Non ci sono domande che mi infastidiscano, a dire il vero. Io vorrei stupirmi nel dire cose nuove anche quando ho ricevuto la stessa domanda per mille volte. E’ un esercizio per leggersi meglio, per arricchire i discorsi, però devi essere spontaneo e non prepararti, per questo non voglio sapere cosa mi verrà chiesto prima delle interviste. Poi ricevere una domanda è l’opportunità per farsi una domanda e ringrazio chi me le pone perché senza di queste forse avrei rimandato un momento di riflessione.

Infine ti chiedo di dirmi una cosa che non ti chiede mai nessuno, ma che vorresti tanto avere la possibilità di raccontare o esprimere. Questa è più difficile…

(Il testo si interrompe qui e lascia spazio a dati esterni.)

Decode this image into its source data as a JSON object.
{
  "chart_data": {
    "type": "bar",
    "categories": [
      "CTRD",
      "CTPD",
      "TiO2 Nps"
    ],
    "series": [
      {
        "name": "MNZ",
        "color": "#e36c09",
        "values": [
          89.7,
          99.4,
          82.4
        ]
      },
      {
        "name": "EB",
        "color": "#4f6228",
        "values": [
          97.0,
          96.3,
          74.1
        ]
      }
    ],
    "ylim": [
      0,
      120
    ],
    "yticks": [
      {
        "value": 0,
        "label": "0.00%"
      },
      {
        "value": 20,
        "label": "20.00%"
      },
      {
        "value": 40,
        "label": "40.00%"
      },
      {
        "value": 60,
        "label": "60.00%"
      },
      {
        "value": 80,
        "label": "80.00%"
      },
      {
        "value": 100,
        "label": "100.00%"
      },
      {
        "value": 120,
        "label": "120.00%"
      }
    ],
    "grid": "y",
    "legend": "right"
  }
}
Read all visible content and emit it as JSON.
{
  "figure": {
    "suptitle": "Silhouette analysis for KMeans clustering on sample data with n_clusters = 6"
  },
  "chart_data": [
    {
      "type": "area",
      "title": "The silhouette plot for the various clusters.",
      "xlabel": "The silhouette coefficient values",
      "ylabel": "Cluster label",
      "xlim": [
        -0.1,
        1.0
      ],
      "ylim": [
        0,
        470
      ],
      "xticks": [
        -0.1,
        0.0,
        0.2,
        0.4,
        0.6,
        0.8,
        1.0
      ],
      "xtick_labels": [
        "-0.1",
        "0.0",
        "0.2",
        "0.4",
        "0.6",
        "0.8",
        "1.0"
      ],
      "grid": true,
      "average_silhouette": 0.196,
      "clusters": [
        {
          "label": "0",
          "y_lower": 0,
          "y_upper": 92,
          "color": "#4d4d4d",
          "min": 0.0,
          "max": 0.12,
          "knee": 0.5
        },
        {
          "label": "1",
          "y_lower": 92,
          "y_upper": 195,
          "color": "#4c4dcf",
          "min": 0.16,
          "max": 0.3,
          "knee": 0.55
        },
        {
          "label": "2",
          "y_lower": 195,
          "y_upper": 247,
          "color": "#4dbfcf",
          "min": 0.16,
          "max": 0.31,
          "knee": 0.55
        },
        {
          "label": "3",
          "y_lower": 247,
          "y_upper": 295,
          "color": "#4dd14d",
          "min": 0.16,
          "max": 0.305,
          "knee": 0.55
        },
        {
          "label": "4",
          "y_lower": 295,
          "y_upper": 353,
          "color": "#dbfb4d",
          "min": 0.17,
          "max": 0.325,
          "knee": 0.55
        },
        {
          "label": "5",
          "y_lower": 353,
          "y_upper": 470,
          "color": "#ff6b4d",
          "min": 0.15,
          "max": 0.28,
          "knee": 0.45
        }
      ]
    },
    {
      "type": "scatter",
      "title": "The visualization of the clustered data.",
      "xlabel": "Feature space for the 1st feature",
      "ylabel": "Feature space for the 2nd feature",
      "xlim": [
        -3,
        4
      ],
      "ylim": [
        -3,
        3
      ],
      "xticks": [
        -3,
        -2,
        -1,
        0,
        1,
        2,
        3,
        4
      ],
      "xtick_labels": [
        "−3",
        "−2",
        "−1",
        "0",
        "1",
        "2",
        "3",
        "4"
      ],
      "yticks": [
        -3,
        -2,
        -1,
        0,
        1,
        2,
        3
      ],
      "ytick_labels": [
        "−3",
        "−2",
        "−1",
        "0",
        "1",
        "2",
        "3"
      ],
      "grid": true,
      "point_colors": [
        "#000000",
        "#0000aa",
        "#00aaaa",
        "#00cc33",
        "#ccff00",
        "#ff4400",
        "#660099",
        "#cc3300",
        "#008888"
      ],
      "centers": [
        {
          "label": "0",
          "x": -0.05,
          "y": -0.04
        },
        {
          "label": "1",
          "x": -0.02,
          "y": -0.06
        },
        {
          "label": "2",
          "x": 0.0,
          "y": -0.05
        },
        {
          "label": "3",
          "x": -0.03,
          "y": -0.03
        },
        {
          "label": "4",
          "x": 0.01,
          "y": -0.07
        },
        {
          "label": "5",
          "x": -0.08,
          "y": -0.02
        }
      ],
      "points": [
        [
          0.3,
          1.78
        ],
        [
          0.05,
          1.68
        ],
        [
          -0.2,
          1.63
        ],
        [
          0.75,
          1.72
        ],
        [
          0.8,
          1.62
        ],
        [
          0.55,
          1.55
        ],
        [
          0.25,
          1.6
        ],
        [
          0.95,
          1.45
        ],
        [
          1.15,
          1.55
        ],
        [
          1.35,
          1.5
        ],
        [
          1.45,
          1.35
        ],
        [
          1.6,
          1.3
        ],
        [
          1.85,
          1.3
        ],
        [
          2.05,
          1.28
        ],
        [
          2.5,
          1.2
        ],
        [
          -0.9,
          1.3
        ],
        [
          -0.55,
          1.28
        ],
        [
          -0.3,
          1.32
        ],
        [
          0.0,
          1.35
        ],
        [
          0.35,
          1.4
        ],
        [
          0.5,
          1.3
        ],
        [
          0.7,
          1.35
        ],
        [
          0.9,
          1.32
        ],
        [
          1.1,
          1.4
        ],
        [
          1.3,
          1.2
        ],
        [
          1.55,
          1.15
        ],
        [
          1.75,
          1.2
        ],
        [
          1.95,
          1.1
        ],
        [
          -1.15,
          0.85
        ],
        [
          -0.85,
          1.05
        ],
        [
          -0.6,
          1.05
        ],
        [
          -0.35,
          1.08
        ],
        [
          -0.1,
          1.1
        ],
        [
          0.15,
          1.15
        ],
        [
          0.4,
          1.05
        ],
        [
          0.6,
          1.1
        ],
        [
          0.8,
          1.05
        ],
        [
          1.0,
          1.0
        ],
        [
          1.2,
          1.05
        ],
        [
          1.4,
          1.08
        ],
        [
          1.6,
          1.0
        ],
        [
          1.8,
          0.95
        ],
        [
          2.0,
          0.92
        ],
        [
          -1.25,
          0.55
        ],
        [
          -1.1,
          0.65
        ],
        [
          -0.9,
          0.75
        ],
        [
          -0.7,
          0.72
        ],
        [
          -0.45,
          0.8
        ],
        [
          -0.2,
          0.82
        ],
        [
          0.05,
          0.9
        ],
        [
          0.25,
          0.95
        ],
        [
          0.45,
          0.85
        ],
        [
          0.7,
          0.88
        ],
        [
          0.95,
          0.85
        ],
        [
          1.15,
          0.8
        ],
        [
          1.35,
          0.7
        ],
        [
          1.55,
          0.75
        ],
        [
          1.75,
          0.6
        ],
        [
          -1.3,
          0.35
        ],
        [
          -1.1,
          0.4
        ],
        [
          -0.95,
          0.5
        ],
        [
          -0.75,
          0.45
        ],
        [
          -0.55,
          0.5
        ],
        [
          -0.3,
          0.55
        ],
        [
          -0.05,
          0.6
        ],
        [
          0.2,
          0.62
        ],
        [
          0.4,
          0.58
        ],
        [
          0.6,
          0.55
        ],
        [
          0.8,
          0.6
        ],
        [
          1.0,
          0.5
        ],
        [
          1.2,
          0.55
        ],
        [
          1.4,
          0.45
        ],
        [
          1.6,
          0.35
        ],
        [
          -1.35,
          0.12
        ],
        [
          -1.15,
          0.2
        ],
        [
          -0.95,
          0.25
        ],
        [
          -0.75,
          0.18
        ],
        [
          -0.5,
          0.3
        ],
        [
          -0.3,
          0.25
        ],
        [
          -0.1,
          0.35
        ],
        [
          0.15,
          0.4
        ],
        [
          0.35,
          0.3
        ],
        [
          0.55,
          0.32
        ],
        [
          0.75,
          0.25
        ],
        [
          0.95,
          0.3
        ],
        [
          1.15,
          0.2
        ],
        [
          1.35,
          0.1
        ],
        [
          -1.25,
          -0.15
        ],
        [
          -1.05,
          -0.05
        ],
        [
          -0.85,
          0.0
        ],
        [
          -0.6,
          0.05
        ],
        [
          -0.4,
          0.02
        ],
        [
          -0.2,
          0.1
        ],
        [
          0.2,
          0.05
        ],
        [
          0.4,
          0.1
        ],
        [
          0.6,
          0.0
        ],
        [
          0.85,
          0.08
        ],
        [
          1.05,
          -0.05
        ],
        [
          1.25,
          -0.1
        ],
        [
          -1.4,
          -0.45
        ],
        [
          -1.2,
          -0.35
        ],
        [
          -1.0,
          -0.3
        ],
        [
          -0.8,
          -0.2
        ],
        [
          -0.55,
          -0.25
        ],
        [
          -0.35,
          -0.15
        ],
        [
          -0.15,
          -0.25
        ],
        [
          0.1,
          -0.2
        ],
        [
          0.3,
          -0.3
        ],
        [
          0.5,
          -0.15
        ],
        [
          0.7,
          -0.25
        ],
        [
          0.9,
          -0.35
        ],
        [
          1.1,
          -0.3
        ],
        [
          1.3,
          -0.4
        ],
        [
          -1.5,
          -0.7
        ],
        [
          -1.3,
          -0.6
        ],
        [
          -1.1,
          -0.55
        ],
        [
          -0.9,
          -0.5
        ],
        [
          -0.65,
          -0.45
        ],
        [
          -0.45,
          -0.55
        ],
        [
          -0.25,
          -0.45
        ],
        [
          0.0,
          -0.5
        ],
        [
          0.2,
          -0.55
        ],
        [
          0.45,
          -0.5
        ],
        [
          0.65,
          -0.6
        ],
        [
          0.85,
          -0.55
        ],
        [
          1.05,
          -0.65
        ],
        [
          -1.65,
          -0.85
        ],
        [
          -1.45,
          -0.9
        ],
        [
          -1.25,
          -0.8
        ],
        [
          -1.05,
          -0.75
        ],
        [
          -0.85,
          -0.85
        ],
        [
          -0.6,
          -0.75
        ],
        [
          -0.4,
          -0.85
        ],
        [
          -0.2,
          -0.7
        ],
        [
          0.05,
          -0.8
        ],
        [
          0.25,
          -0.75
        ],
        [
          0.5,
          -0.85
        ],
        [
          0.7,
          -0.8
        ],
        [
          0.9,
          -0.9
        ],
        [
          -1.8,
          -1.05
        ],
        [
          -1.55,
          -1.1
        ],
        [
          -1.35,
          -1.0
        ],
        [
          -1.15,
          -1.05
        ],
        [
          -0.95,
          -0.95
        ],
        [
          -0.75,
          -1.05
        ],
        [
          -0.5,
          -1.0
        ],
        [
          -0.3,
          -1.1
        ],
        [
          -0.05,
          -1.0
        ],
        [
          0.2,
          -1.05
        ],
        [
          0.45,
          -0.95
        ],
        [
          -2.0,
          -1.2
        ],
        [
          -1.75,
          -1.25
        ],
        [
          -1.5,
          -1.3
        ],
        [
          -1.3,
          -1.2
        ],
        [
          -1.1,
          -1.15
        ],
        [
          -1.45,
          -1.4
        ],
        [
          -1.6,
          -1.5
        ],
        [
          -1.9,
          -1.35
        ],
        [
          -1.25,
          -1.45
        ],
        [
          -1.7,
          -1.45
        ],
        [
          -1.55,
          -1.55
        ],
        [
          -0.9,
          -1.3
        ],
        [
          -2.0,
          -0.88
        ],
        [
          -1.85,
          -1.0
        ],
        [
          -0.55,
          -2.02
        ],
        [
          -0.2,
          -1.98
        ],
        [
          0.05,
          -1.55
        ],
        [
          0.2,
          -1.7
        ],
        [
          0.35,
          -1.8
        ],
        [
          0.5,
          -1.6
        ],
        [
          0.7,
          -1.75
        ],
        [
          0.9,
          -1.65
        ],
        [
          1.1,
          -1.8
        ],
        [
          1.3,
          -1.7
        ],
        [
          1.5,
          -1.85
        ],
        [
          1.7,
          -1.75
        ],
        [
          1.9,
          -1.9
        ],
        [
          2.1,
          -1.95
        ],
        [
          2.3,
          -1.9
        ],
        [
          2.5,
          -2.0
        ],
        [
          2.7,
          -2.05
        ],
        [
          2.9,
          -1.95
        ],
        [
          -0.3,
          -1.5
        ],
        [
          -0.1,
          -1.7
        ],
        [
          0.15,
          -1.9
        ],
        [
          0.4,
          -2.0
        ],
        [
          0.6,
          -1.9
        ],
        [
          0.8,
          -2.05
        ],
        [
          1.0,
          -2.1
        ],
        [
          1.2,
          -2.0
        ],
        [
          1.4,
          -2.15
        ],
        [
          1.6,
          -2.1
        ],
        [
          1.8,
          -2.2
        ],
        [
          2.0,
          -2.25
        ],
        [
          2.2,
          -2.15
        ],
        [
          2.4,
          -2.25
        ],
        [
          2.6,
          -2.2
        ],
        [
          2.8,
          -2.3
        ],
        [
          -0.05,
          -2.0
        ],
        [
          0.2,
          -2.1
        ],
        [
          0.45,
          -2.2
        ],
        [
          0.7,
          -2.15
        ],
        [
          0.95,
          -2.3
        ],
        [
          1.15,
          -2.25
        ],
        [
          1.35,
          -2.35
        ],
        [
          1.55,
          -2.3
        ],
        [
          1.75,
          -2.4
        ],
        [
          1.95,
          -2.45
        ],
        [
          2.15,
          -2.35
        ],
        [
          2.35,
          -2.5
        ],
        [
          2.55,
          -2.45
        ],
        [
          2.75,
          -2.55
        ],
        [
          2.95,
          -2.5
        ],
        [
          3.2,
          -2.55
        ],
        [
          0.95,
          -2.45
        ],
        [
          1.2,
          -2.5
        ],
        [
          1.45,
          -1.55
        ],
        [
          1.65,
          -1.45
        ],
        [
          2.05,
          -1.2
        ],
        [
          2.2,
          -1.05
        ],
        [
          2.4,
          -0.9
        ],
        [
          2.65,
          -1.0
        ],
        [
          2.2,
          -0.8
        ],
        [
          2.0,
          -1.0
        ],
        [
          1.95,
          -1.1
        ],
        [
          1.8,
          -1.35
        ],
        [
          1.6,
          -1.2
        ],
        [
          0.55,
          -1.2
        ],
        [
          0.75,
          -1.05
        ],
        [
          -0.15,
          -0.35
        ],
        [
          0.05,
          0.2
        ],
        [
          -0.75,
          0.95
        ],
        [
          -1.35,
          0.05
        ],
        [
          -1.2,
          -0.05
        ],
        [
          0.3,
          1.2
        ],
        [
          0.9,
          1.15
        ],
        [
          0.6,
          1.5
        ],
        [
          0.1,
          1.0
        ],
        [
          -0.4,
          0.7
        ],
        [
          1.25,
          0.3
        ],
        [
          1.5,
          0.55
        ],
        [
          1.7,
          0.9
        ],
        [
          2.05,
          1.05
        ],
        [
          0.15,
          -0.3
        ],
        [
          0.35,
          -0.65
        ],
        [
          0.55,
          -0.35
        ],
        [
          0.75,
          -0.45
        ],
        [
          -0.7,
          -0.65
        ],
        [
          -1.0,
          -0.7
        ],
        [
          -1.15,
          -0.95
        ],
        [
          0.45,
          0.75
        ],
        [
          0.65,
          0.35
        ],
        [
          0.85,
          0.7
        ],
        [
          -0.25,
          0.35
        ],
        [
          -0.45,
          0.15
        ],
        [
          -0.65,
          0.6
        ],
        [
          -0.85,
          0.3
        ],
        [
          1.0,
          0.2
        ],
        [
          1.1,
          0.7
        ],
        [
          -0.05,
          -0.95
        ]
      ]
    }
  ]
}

Non saprei. Solitamente quando sento il desiderio di esprimere qualcosa trovo il canale per comunicarla, quindi non ho l’esigenza di avere una domanda diretta per esternarla. Sempre tenendo conto del fatto che ad ogni azione corrisponde una reazione e quindi cercando di far funzionare un meccanismo di coscienza e responsabilità. 

Grazie della domanda perché ho detto una cosa che non ho mai espresso e improvvisando la risposta ho realizzato una cosa che non conoscevo di me!

Ringraziamo il nostro il nostro ospite Jago per le graditissime risposte in attesa di poterlo vedere nelle prossime esposizioni dei suoi lavori in tutto il mondo.